Williams released the lanyard, stepped swiftly to the control room hatch, and a moment later was at the diving station where the lookouts had preceded him. The first two had their hands on the large chromium bow plane and stern plane wheels. The submarine had already taken a five-degree bow down attitude. Williams held up his right hand, palm and fingers open in the habitual signal, scrutinized an aneroid barometer on the diving instrument panel.

“Secure the air!” bellowed Williams above the noise, clenching his fist and shaking it for emphasis. The roar of air blowing from an open pipe stopped. Air pressure stopped rising. Ears adjusted. There was a pause as Williams carefully watched the barometer. “Pressure in the boat is two-tenths, Captain. Holding steady,” he announced up the hatch. Then, raising his voice, he called over his shoulder, “Blow negative to the mark!”

Lichtmann, standing watch on the air manifold on the starboard side of the control room, was expecting the order, promptly twisted the blow valve open. The roar of high-pressure air, slightly more muted because it was blowing into a tank under the pressure hull instead of freely into the control room, again filled the compartment. The chief petty officer to Williams’ right, facing the main hydraulic control manifold with its triple row of handles, stood up to inspect a gauge on the panel above them. He traced the needle with his finger as it slowly moved counterclockwise, suddenly held up his clenched fist. The blowing stopped.

“Negative blown to the mark, sir.” Klench, the chief, sat down on his padded tool bench, his hand on one of the shiny levers before him.

“Shut negative flood valve!” said Williams.
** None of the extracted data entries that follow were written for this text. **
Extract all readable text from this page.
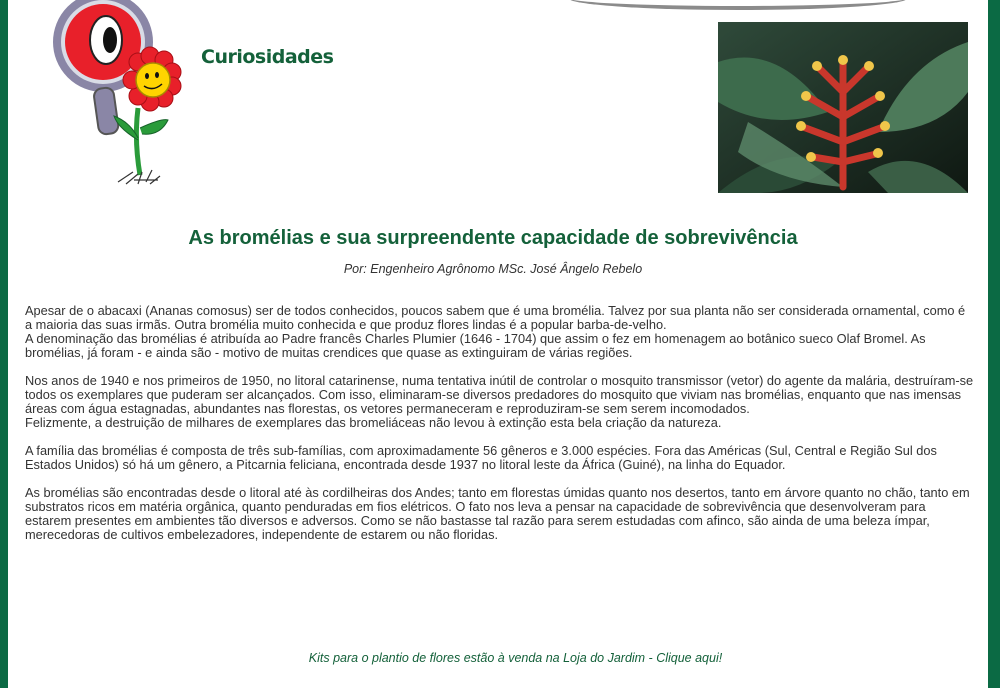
Curiosidades
As bromélias e sua surpreendente capacidade de sobrevivência
Por: Engenheiro Agrônomo MSc. José Ângelo Rebelo

Apesar de o abacaxi (Ananas comosus) ser de todos conhecidos, poucos sabem que é uma bromélia. Talvez por sua planta não ser considerada ornamental, como é a maioria das suas irmãs. Outra bromélia muito conhecida e que produz flores lindas é a popular barba-de-velho.
A denominação das bromélias é atribuída ao Padre francês Charles Plumier (1646 - 1704) que assim o fez em homenagem ao botânico sueco Olaf Bromel. As bromélias, já foram - e ainda são - motivo de muitas crendices que quase as extinguiram de várias regiões.

Nos anos de 1940 e nos primeiros de 1950, no litoral catarinense, numa tentativa inútil de controlar o mosquito transmissor (vetor) do agente da malária, destruíram-se todos os exemplares que puderam ser alcançados. Com isso, eliminaram-se diversos predadores do mosquito que viviam nas bromélias, enquanto que nas imensas áreas com água estagnadas, abundantes nas florestas, os vetores permaneceram e reproduziram-se sem serem incomodados.
Felizmente, a destruição de milhares de exemplares das bromeliáceas não levou à extinção esta bela criação da natureza.

A família das bromélias é composta de três sub-famílias, com aproximadamente 56 gêneros e 3.000 espécies. Fora das Américas (Sul, Central e Região Sul dos Estados Unidos) só há um gênero, a Pitcarnia feliciana, encontrada desde 1937 no litoral leste da África (Guiné), na linha do Equador.

As bromélias são encontradas desde o litoral até às cordilheiras dos Andes; tanto em florestas úmidas quanto nos desertos, tanto em árvore quanto no chão, tanto em substratos ricos em matéria orgânica, quanto penduradas em fios elétricos. O fato nos leva a pensar na capacidade de sobrevivência que desenvolveram para estarem presentes em ambientes tão diversos e adversos. Como se não bastasse tal razão para serem estudadas com afinco, são ainda de uma beleza ímpar, merecedoras de cultivos embelezadores, independente de estarem ou não floridas.

Kits para o plantio de flores estão à venda na Loja do Jardim - Clique aqui!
Klench pulled the lever toward him. There was a faintly perceptible thump somewhere below. “Negative flood valve is shut,” he said.

“Vent negative!” Klench leaned forward, pulled another handle. There was the low-pitched whoosh of a large volume of air issuing from a big opening. Air pressure in the control room again perceptibly increased. When the blowing noise stopped, Klench pushed back the lever he had been holding open. “Negative tank vented, sir. Vent shut,” he reported.
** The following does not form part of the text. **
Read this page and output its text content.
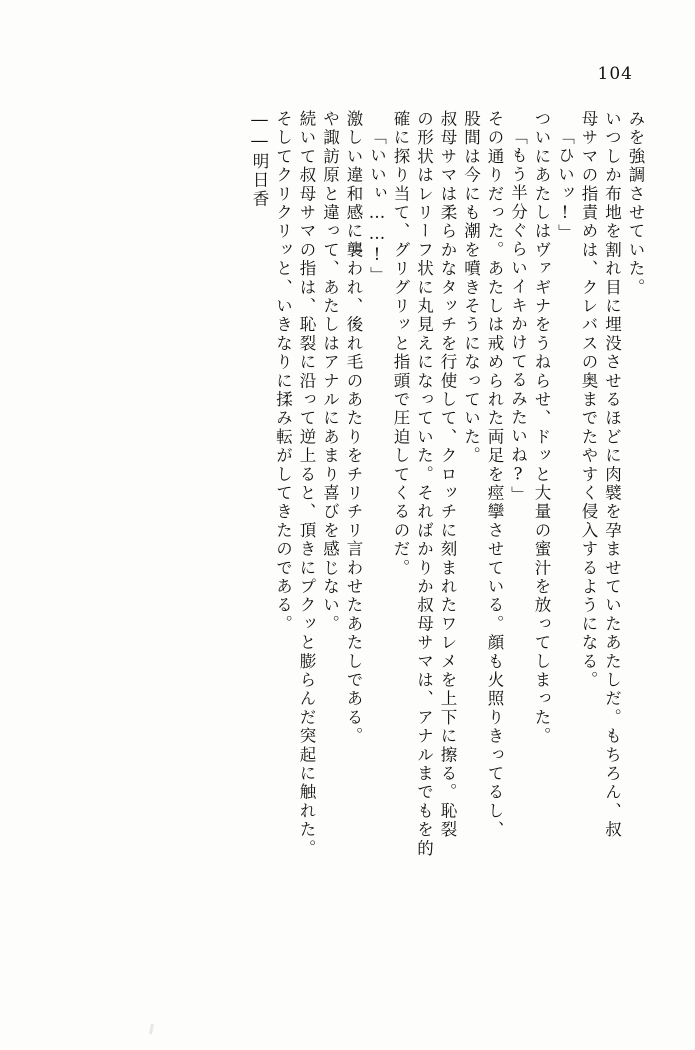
104
――明日香 そしてクリクリッと、いきなりに揉み転がしてきたのである。 続いて叔母サマの指は、恥裂に沿って逆上ると、頂きにプクッと膨らんだ突起に触れた。 や諏訪原と違って、あたしはアナルにあまり喜びを感じない。 激しい違和感に襲われ、後れ毛のあたりをチリチリ言わせたあたしである。 「いいぃ……!」 確に探り当て、グリグリッと指頭で圧迫してくるのだ。 の形状はレリーフ状に丸見えになっていた。そればかりか叔母サマは、アナルまでもを的 叔母サマは柔らかなタッチを行使して、クロッチに刻まれたワレメを上下に擦る。恥裂 股間は今にも潮を噴きそうになっていた。 その通りだった。あたしは戒められた両足を痙攣させている。顔も火照りきってるし、 「もう半分ぐらいイキかけてるみたいね?」 ついにあたしはヴァギナをうねらせ、ドッと大量の蜜汁を放ってしまった。 「ひいッ!」 母サマの指責めは、クレバスの奥までたやすく侵入するようになる。 いつしか布地を割れ目に埋没させるほどに肉襞を孕ませていたあたしだ。もちろん、叔 みを強調させていた。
“Negative tank is blown and secured, Conn. Passing sixty feet. Trim looks good.” Williams tilted his head back, projected his voice through the open hatch so that Richardson in the conning tower could hear him. Negative tank, always kept full of water when the submarine was surfaced, gave her negative buoyancy when the ballast tanks were flooded on diving. Thus it increased the speed of submergence, after which, to achieve the desired state of neutral buoyancy, the tank had to be emptied again. This would be done after Eel had broken clear of the surface and was adequately tilted down by the bow, but it was important also that the tank not be blown at too deep a depth, for to do so would cause a tremendous volume of air, at a relatively high pressure, to be vented back into the submarine.